English    Türkçe    فارسی   

2
2816-2840

  • طاعت عامه گناه خاصگان ** وصلت عامه حجاب خاص دان‏
  • Avamın ibadeti, havasın günahıdır. Avamın vuslatı bil ki havasın hicabıdır.
  • مر وزیری را کند شه محتسب ** شه عدوی او بود نبود محب‏
  • Padişah bir veziri muhtesip yapsa, onun dostu değildir, düşmanıdır.
  • هم گناهی کرده باشد آن وزیر ** بی‏سبب نبود تغیر ناگزیر
  • Mamafih o vezir belki suç işlemiştir.

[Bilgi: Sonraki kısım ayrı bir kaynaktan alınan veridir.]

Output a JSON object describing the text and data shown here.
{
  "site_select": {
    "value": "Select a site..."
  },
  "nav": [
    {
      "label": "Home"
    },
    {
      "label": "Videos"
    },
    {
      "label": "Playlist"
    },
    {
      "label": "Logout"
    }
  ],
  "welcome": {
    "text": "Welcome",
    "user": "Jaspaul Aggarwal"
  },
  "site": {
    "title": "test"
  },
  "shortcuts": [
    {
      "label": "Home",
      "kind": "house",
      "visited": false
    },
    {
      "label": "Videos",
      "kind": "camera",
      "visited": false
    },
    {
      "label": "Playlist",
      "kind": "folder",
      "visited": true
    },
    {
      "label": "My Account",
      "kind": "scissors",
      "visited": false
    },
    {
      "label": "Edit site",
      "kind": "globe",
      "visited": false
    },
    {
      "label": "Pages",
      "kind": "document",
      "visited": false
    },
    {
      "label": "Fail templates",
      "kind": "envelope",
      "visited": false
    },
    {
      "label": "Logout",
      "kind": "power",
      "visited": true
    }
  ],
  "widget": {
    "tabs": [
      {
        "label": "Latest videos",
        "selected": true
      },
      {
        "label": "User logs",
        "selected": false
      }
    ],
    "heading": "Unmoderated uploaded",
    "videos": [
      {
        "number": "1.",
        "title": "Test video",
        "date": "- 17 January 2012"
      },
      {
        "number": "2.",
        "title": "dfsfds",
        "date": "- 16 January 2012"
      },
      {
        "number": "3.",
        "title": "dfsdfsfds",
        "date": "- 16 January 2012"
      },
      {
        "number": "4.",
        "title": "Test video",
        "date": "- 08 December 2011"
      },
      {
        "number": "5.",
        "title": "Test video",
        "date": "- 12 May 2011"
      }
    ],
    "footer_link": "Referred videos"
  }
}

Böyle birden bire muameleyi değiştirmek elbette sebepsiz olamaz.
  • آن که ز اول محتسب بد خود و را ** بخت و روزی آن بده ست از ابتدا
  • Çünkü önce muhtesip olan kişiye baht ve devlet nasip olmuş demektir.
  • لیک آن کاول وزیر شه بده ست ** محتسب کردن سبب فعل بد است‏ 2820
  • Fakat önceden padişaha vezir olanı, sonra muhtesip yapmak kötü bir iş yaptığından olabilir.
  • چون ترا شه ز آستانه پیش خواند ** باز سوی آستانه باز راند
  • Fakat padişah, seni eşikten huzuruna çağırmış, sonra tekrar eşiğe sürmüşse,
  • تو یقین می‏دان که جرمی کرده‏ای ** جبر را از جهل پیش آورده‏ای‏
  • Şüphe etmeksizin bil ki bir suç ettin. Bilgisizlikle cebre yapışır.
  • که مرا روزی و قسمت این بده ست ** پس چرا دی بودت آن دولت به دست‏
  • Kısmetim buymuş dersen neden önce o devlet kısmetin olmuştu?
  • قسمت خود خود بریدی تو ز جهل ** قسمت خود را فزاید مرد اهل‏
  • Bilgisizlikle kendi kısmetini kendin teptin. Hâlbuki ehil olan kişi kısmetini artırır.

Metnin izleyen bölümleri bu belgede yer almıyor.